The new rules bar retailers from selling infused products after Nov. 30 that don’t comply with the labeling rules.

Happy Thanksgiving?

As a result, storefronts that have edibles products without that THC labeling at the end of November may wind up trying to unload that inventory, just to get whatever they can for it.

“There’s absolutely going to be a lot of fire sales” at the end of November, predicted Wanda James, owner of the Denver adult-use shop Simply Pure. “Because of silly things like labeling, we now have to find a way of moving all that product on our shelves.”

James called the new rules “ridiculous,” and said they’re an unnecessary burden on law-abiding companies.

“None of this is a bump in the road. Even the larger edibles companies are getting hit. Having to replace $100,000 in packaging or $60,000 in packaging is a hit, no matter how big you are,” James said.

Whiteman of Wana Brands added that Colorado’s edibles makers will probably weather the new rules – especially because the industry has known the changes were on the way for months. But there may be some smaller edibles producers that can’t afford to make the transition.

“I suspect that this regulation is going to put some edibles manufacturers out of business, because they’re going to find it too expensive to comply with this,” Whiteman predicted.

“There’s layers of costs with this. One of them is the actual equipment itself, but there’s also the cost of new packaging, there’s the cost of old inventory that you can’t sell through in time … and there’s a huge labor cost in terms of getting everyone up to speed and producing enough product to meet demand.”

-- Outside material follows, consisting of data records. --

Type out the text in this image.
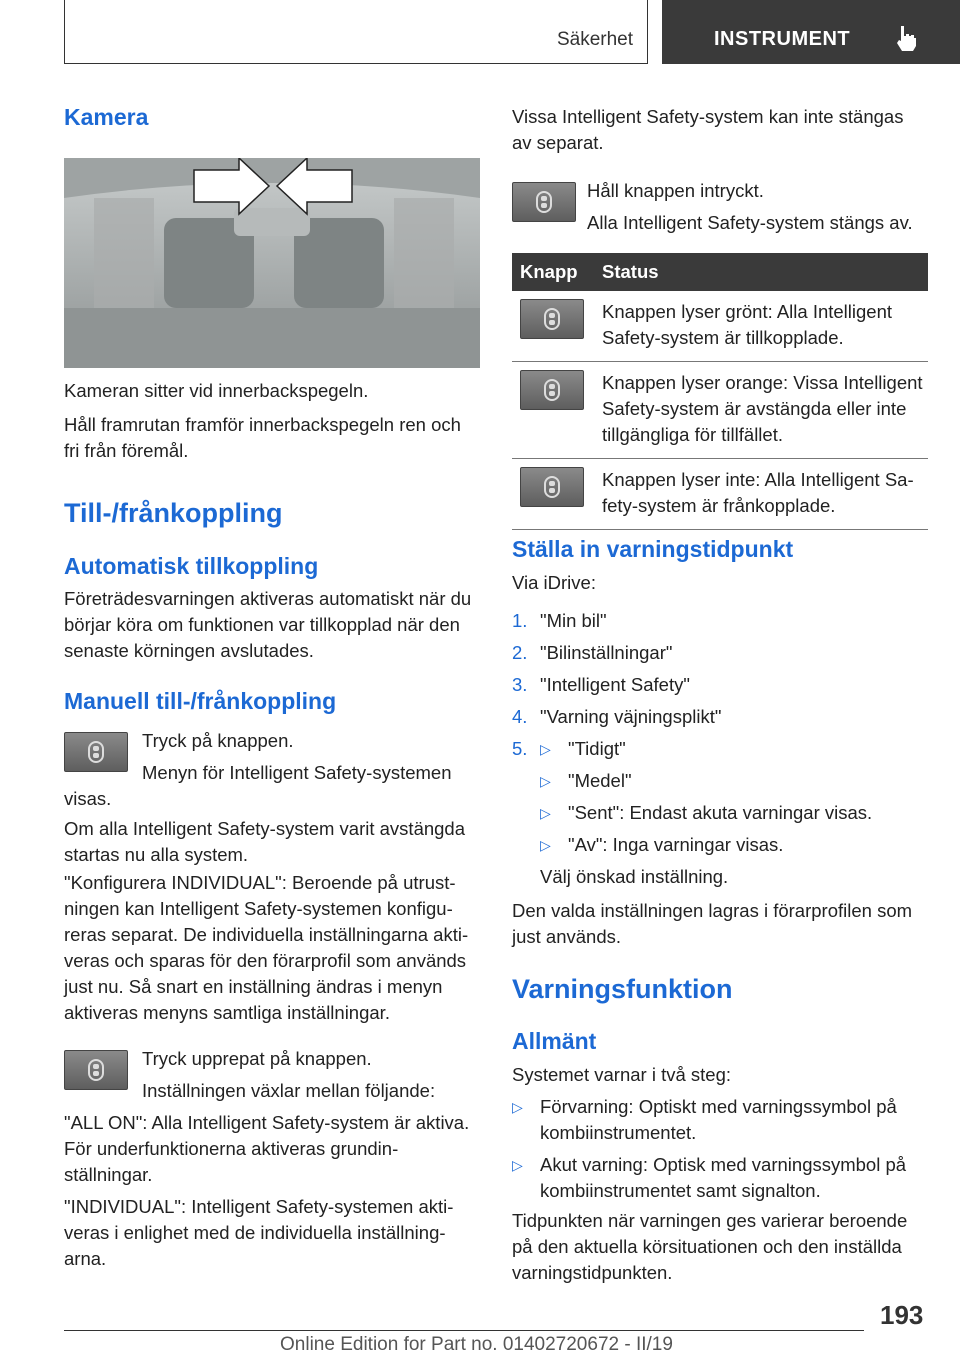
Säkerhet	INSTRUMENT
Kamera

Kameran sitter vid innerbackspegeln.

Håll framrutan framför innerbackspegeln ren och fri från föremål.

Till-/frånkoppling
Automatisk tillkoppling
Företrädesvarningen aktiveras automatiskt när du börjar köra om funktionen var tillkopplad när den senaste körningen avslutades.
Manuell till-/frånkoppling
Tryck på knappen.
Menyn för Intelligent Safety-systemen visas.
Om alla Intelligent Safety-system varit avstängda startas nu alla system.
"Konfigurera INDIVIDUAL": Beroende på utrustningen kan Intelligent Safety-systemen konfigureras separat. De individuella inställningarna aktiveras och sparas för den förarprofil som används just nu. Så snart en inställning ändras i menyn aktiveras menyns samtliga inställningar.
Tryck upprepat på knappen.
Inställningen växlar mellan följande:
"ALL ON": Alla Intelligent Safety-system är aktiva. För underfunktionerna aktiveras grundinställningar.
"INDIVIDUAL": Intelligent Safety-systemen aktiveras i enlighet med de individuella inställningarna.
Vissa Intelligent Safety-system kan inte stängas av separat.
Håll knappen intryckt.
Alla Intelligent Safety-system stängs av.
Knapp	Status

	Knappen lyser grönt: Alla Intelligent Safety-system är tillkopplade.

	Knappen lyser orange: Vissa Intelligent Safety-system är avstängda eller inte tillgängliga för tillfället.

	Knappen lyser inte: Alla Intelligent Safety-system är frånkopplade.
Ställa in varningstidpunkt
Via iDrive:
1. "Min bil"
2. "Bilinställningar"
3. "Intelligent Safety"
4. "Varning väjningsplikt"
5. ▷ "Tidigt"
▷ "Medel"
▷ "Sent": Endast akuta varningar visas.
▷ "Av": Inga varningar visas.
Välj önskad inställning.
Den valda inställningen lagras i förarprofilen som just används.
Varningsfunktion
Allmänt
Systemet varnar i två steg:
▷ Förvarning: Optiskt med varningssymbol på kombiinstrumentet.
▷ Akut varning: Optisk med varningssymbol på kombiinstrumentet samt signalton.
Tidpunkten när varningen ges varierar beroende på den aktuella körsituationen och den inställda varningstidpunkten.
193
Online Edition for Part no. 01402720672 - II/19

Both Whiteman and BlueKudu’s Schrot said their respective companies will survive the transition, however, and they expect most other edibles makers will as well.

Retailers Not Worried

To some of the retailers they supply, this is business as usual. Moreover, manufacturers already have begun supplying retailers with newly-labeled products.

“Lots of manufacturers have already switched over, anticipating this, so it’s really not a huge concern for us,” Shawn Coleman, the director of government affairs for Boulder-based Terrapin Care Station, said.

“We’re confident in our manufacturers and suppliers. And if, for whatever reason, a company hasn’t been able to get their products updated, then we won’t carry them until they are able to do so.”

Denver-based Colorado Harvest Company CEO Tim Cullen said he’ll work with suppliers to spread around the cost of the transition, but that ultimately it’ll prove to be “a blip on the radar.”

“We have to run through our product that’s not in compliance, and if that means a fire sale at the end (of November), then so be it,” Cullen said. “We’ll end up eating some of it. There’s no way that 100% of our inventory will be sold at that point in time.”

He’s also found a way to at least slightly offset the loss: Colorado Harvest Company commissioned a line of t-shirts, some with the new diamond-shaped label and some that say “Contains THC.”

“We’ve been selling them like hotcakes,” Cullen said with a laugh.